Okay, more about The Mathematics of Poker.
After mentioning the situations I mentioned in my last post, Chen/Ankenman mention check-raising. Because of their fold equity, weak draws gain from check-raising and can even go from -EV (if the CR wasn't available) to +EV. Now if you just CRed with weak draws, you'd be incredibly exploitable. Fortunately, there are two other types of hands you'll want to (occasionally) CR with. One is big hands; the reason for this is simple-- pot building. As players like Gavin Smith are famous for saying, you want to play big pots with big hands and although is statement encourages very exploitable play, the point here is that when you have a strong hand and you can build a big pot by check-raising, do it. The next type of hand in this range is the strong draw (i.e., open-ended straight flush draw). The reason for this is if you get reraised, you can just jam, as drawing hands always benefit from getting the money in early anyway (and very often you'll be a favorite in the hand).
So, according to the authors, check-raising with some weak draws, some strong hands and strong draws gives one a balanced strategy in this situation.
This leaves some medium strength hands, some strong hands and some weak draws to check-call with.

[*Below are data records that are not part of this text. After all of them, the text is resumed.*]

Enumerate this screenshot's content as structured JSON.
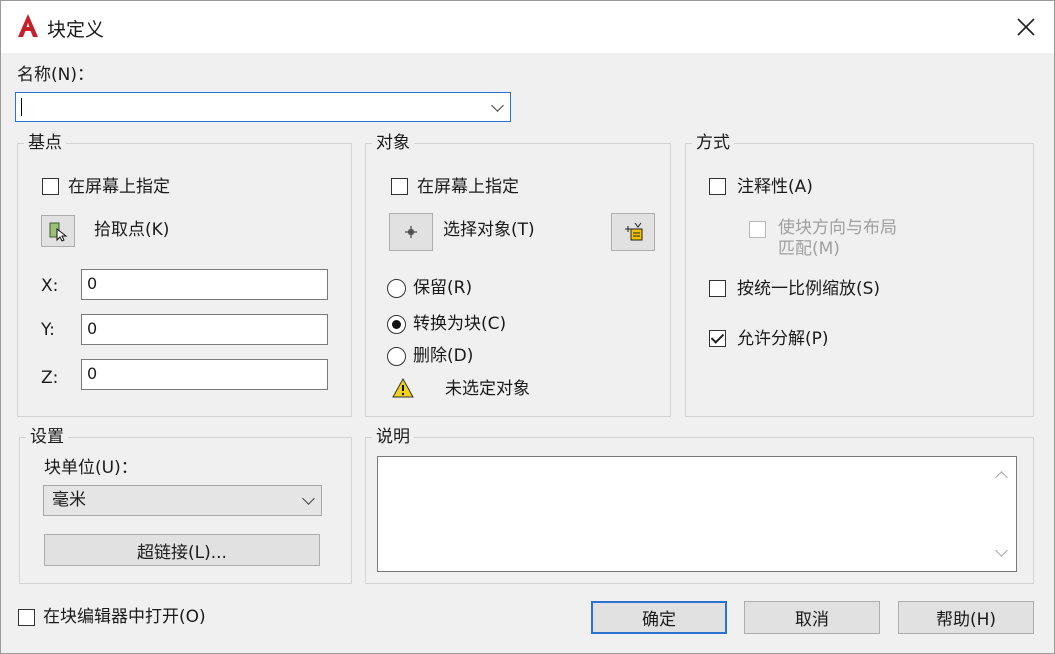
{
  "window": {
    "title": "块定义"
  },
  "name_field": {
    "label": "名称(N)：",
    "value": ""
  },
  "base_point": {
    "title": "基点",
    "specify_on_screen": "在屏幕上指定",
    "pick_point": "拾取点(K)",
    "x_label": "X:",
    "x_value": "0",
    "y_label": "Y:",
    "y_value": "0",
    "z_label": "Z:",
    "z_value": "0"
  },
  "objects": {
    "title": "对象",
    "specify_on_screen": "在屏幕上指定",
    "select_objects": "选择对象(T)",
    "retain": "保留(R)",
    "convert_to_block": "转换为块(C)",
    "delete": "删除(D)",
    "warning": "未选定对象"
  },
  "behavior": {
    "title": "方式",
    "annotative": "注释性(A)",
    "match_orientation_line1": "使块方向与布局",
    "match_orientation_line2": "匹配(M)",
    "scale_uniformly": "按统一比例缩放(S)",
    "allow_exploding": "允许分解(P)"
  },
  "settings": {
    "title": "设置",
    "block_unit_label": "块单位(U)：",
    "block_unit_value": "毫米",
    "hyperlink": "超链接(L)..."
  },
  "description": {
    "title": "说明"
  },
  "footer": {
    "open_in_editor": "在块编辑器中打开(O)",
    "ok": "确定",
    "cancel": "取消",
    "help": "帮助(H)"
  },
  "colors": {
    "accent": "#2b72d4",
    "app_icon": "#c8202a",
    "warning": "#f2d21b"
  }
}
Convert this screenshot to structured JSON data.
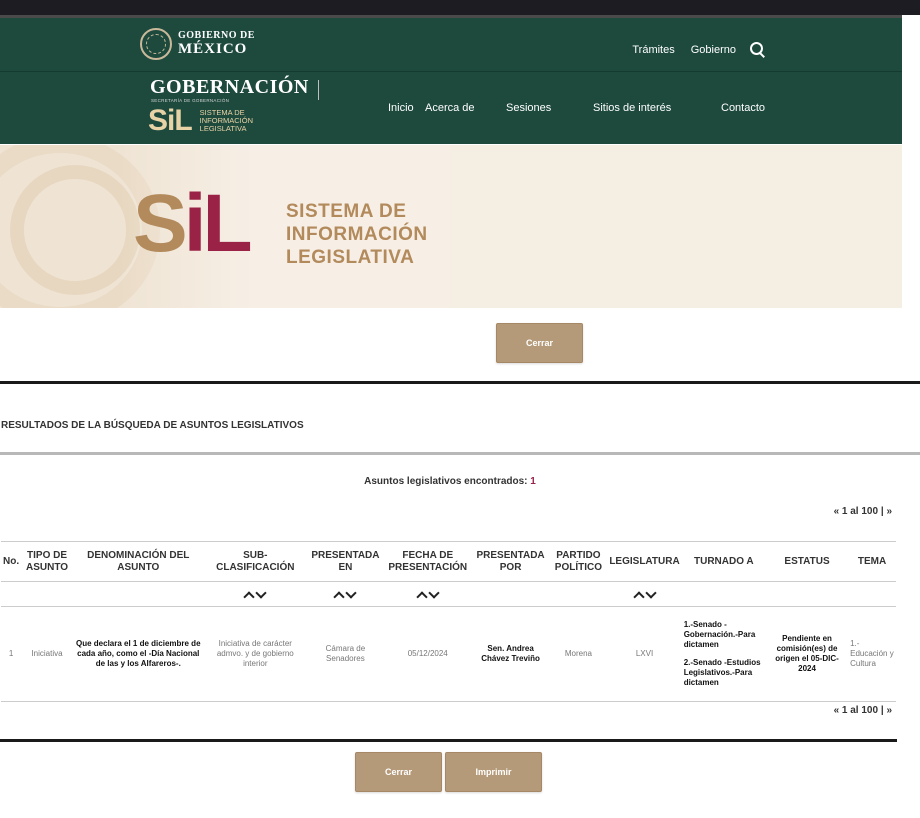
{
  "gov": {
    "logo_line1": "GOBIERNO DE",
    "logo_line2": "MÉXICO",
    "nav": [
      "Trámites",
      "Gobierno"
    ]
  },
  "sil_header": {
    "gobernacion": "GOBERNACIÓN",
    "gobernacion_sub": "SECRETARÍA DE GOBERNACIÓN",
    "sil_letters": "SiL",
    "sil_label_lines": [
      "SISTEMA DE",
      "INFORMACIÓN",
      "LEGISLATIVA"
    ],
    "nav": [
      "Inicio",
      "Acerca de",
      "Sesiones",
      "Sitios de interés",
      "Contacto"
    ]
  },
  "banner": {
    "sil_s": "S",
    "sil_i": "i",
    "sil_l": "L",
    "label_lines": [
      "SISTEMA DE",
      "INFORMACIÓN",
      "LEGISLATIVA"
    ]
  },
  "buttons": {
    "close_top": "Cerrar",
    "close_bottom": "Cerrar",
    "print": "Imprimir"
  },
  "results": {
    "title": "RESULTADOS DE LA BÚSQUEDA DE ASUNTOS LEGISLATIVOS",
    "found_label": "Asuntos legislativos encontrados:",
    "found_count": "1",
    "pager": {
      "prev": "«",
      "range": "1 al 100",
      "sep": "|",
      "next": "»"
    },
    "columns": [
      "No.",
      "TIPO DE ASUNTO",
      "DENOMINACIÓN DEL ASUNTO",
      "SUB-CLASIFICACIÓN",
      "PRESENTADA EN",
      "FECHA DE PRESENTACIÓN",
      "PRESENTADA POR",
      "PARTIDO POLÍTICO",
      "LEGISLATURA",
      "TURNADO A",
      "ESTATUS",
      "TEMA"
    ],
    "rows": [
      {
        "no": "1",
        "tipo": "Iniciativa",
        "denominacion": "Que declara el 1 de diciembre de cada año, como el -Día Nacional de las y los Alfareros-.",
        "subclasificacion": "Iniciativa de carácter admvo. y de gobierno interior",
        "presentada_en": "Cámara de Senadores",
        "fecha": "05/12/2024",
        "presentada_por": "Sen. Andrea Chávez Treviño",
        "partido": "Morena",
        "legislatura": "LXVI",
        "turnado": [
          "1.-Senado -Gobernación.-Para dictamen",
          "2.-Senado -Estudios Legislativos.-Para dictamen"
        ],
        "estatus": "Pendiente en comisión(es) de origen el 05-DIC-2024",
        "tema": "1.-Educación y Cultura"
      }
    ]
  },
  "colors": {
    "gov_green": "#1e4a3e",
    "sil_gold": "#b28a5b",
    "sil_wine": "#9b2247",
    "button": "#b59a79"
  }
}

This group of hands is also balanced because due to the strong hands in the mix, your opponent can't exploit you by increasing or decreasing his betting frequency.
Now it's time to look at bet-sizing and how it correlates with the board texture (my favorite concept in NLHE).
First, consider when there are two cards of one suit on the flop. Obviously, the threat of a flush draw is possible, so that should be added to the possible distribution of hands. (They also make note that this draw is "open" or, as Paul Phillips says, it is transparent information.)
Similarly, when the board is very static (the example they give is KK4r) you should bet geometrically such that the pot will grow in a predictable way on each street (specifically, in a way that a certain percentage of the pot is bet on each street such that the bet on the river gets all of the chips in)-- this bet can range anywhere from 1/3 the pot to roughly pot-sized. On this type of board, small bets are small enough to discourage any underdogs to try to draw out (because the hands will have only 2-5 outs).
They note that specifically "[o]n static boards, we never overbet the pot, preferring to take advantage of the static nature of the board to provide value to our distribution" (p. 275).
On a dynamic board, however, this is not true. In instances where we have a made hand and our opponent is drawing on a dynamic board, by the river he can play somewhat clairvoyantly because when he misses his draw, he will never pay off a river bet, whereas the reverse isn't necessarily true. Because of this, we benefit more from betting large in early streets in order to offset the disadvantage we have later (again, due to the partial clairvoyance the drawing hand obtains).
So on a semi-dynamic board (i.e., Kx7h2h) where we'd geometrically bet 1/2 the pot, they suggeste we bet slightly (maybe 50%) more, so roughly 3/4 the pot.
On incredibly dynamic boards (987 with a flush draw possible) we should bet even more. In fact, as opposed to situations where we attempt to bet geometrically so our stack is all in on the river bet (a three-street geometric growth) we may attempt to bet such that we're all in by the turn (or two-street geometric growth).
Of course, due to betting larger amounts, that means we should also be betting a smaller frequency of hands. As such, we should be checking a decent amount of strong hands in these situations. Of course, checking to give free cards can be pretty dangerous on dynamics boards such as this one. Therefore, the authors suggest that you check with strong hands that won't be hurt by free cards (i.e., on a Kc7c8c board, checking with AcKx). Doing so can also gain value when your opponents (semi-)bluff.
The authors then go into turn play and river play which I won't go into now. I may in the future. Again, I would definitely recommend picking up this book to any serious poker player. I feel like it has definitely already helped my game immensely and I'm not even finished with the book yet.